# Back Up - Enterprise Software ?



## Ronaldr (Aug 4, 2010)

Hello All,

I have various windows, linux, and unix machines. In the past we have used a software called bacula to backup and restore all of these separate machines, which to some extent worked pretty good.

A while ago we had hired a guy, and he basically broke the system and then quit. So it no longer does what it's suppose to.

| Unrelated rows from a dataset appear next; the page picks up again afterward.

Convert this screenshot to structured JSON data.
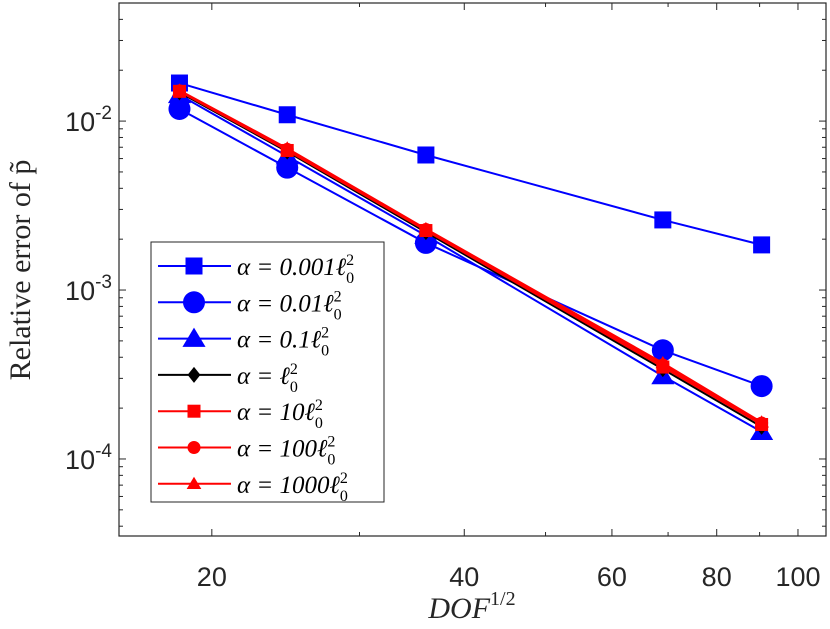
{
  "chart_data": {
    "type": "line",
    "scale": {
      "x": "log",
      "y": "log"
    },
    "xlim": [
      15.5,
      108
    ],
    "ylim": [
      3.5e-05,
      0.05
    ],
    "xlabel": "DOF^{1/2}",
    "xlabel_base": "DOF",
    "xlabel_sup": "1/2",
    "ylabel": "Relative error of p̃",
    "x_ticks": [
      {
        "value": 20,
        "label": "20"
      },
      {
        "value": 40,
        "label": "40"
      },
      {
        "value": 60,
        "label": "60"
      },
      {
        "value": 80,
        "label": "80"
      },
      {
        "value": 100,
        "label": "100"
      }
    ],
    "y_ticks": [
      {
        "value": 0.0001,
        "base": "10",
        "exp": "-4"
      },
      {
        "value": 0.001,
        "base": "10",
        "exp": "-3"
      },
      {
        "value": 0.01,
        "base": "10",
        "exp": "-2"
      }
    ],
    "x": [
      18.3,
      24.6,
      36.0,
      69.0,
      90.5
    ],
    "series": [
      {
        "name": "α = 0.001ℓ₀²",
        "prefix": "α = 0.001ℓ",
        "color": "#0000ff",
        "marker": "square",
        "size": "large",
        "values": [
          0.0168,
          0.0109,
          0.0063,
          0.0026,
          0.00185
        ]
      },
      {
        "name": "α = 0.01ℓ₀²",
        "prefix": "α = 0.01ℓ",
        "color": "#0000ff",
        "marker": "circle",
        "size": "large",
        "values": [
          0.0118,
          0.0053,
          0.0019,
          0.00044,
          0.00027
        ]
      },
      {
        "name": "α = 0.1ℓ₀²",
        "prefix": "α = 0.1ℓ",
        "color": "#0000ff",
        "marker": "triangle",
        "size": "large",
        "values": [
          0.0143,
          0.0062,
          0.0021,
          0.00031,
          0.000145
        ]
      },
      {
        "name": "α = ℓ₀²",
        "prefix": "α = ℓ",
        "color": "#000000",
        "marker": "diamond",
        "size": "small",
        "values": [
          0.0148,
          0.0066,
          0.0022,
          0.00034,
          0.000155
        ]
      },
      {
        "name": "α = 10ℓ₀²",
        "prefix": "α = 10ℓ",
        "color": "#ff0000",
        "marker": "square",
        "size": "small",
        "values": [
          0.015,
          0.0067,
          0.00225,
          0.00035,
          0.00016
        ]
      },
      {
        "name": "α = 100ℓ₀²",
        "prefix": "α = 100ℓ",
        "color": "#ff0000",
        "marker": "circle",
        "size": "small",
        "values": [
          0.0151,
          0.0068,
          0.00228,
          0.00036,
          0.000163
        ]
      },
      {
        "name": "α = 1000ℓ₀²",
        "prefix": "α = 1000ℓ",
        "color": "#ff0000",
        "marker": "triangle",
        "size": "small",
        "values": [
          0.0152,
          0.0069,
          0.0023,
          0.00037,
          0.000165
        ]
      }
    ],
    "legend_position": "lower-left",
    "grid": false
  }
}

I'm considering rebuilding it from scratch, which is pretty time consuming and has a steep learning curve.

Before I embark on this journey I was wondering what other options are available ? Is there anything else that can Backup all these different machines (windows, linux, unix) ?

Thanks in advance


----------



## DutchDaemon (Aug 5, 2010)

sysutils/rsnapshot if you can get rsync for Windows.


----------



## danger@ (Aug 5, 2010)

an alternative to http://www.bacula.org/en/ might be http://www.amanda.org/


----------



## mix_room (Aug 6, 2010)

sysutils/bacula-* also has 'enterprise' support, so you could rent someone to fix the system for you, and then rent them to give you instructions: 

http://www.baculasystems.com/


----------



## JohnDC (Sep 5, 2010)

*Hello Ronald..  Did you every try Amanda for Backup Server..?*

Can you let me know what you decided and how things worked out sometime?

Yours is one of the few testimonies I've heard for a Bacula Server Setup being, substantial, especially for a new BSD admin such as myself.

Amanda reads as being somewhat not too difficult but stil haven't seen the Quick Setup guide for FreeBSD specifically..

My goal is to:

Replace the crap Backup Exec on Server 2003, and run Amanda or Bacula Backup Server on my fresh new FreeBSD Server, then backup 6 2003 Servers, (2 running Notes, and a couple running SQL)

Any good progress on your side.?

Thank you,
jc


----------



## da1 (Sep 5, 2010)

There would be of course TSM, but first it doesn't work on FreeBSD (works on Linux, Solaris, Windows, AIX only) and second I am not sure you really wanna go that deep into backup.

Ow, not to mention you would have to pay for it if you want support but you can also download it from the IBM ftp link @ ftp://service.boulder.ibm.com/storage/tivoli-storage-management/maintenance/server/ and give it a try.

Like I said, it ain't working on FreeBSD and apparently the guys (IBM devs) have no intention of making it work.


LE: I just noticed the subject of this thread is saying "[...] Enterprise Software [...]". Maybe enterprise Bacula or TSM is a viable solution for you then.

Let us know how you decide to go.


----------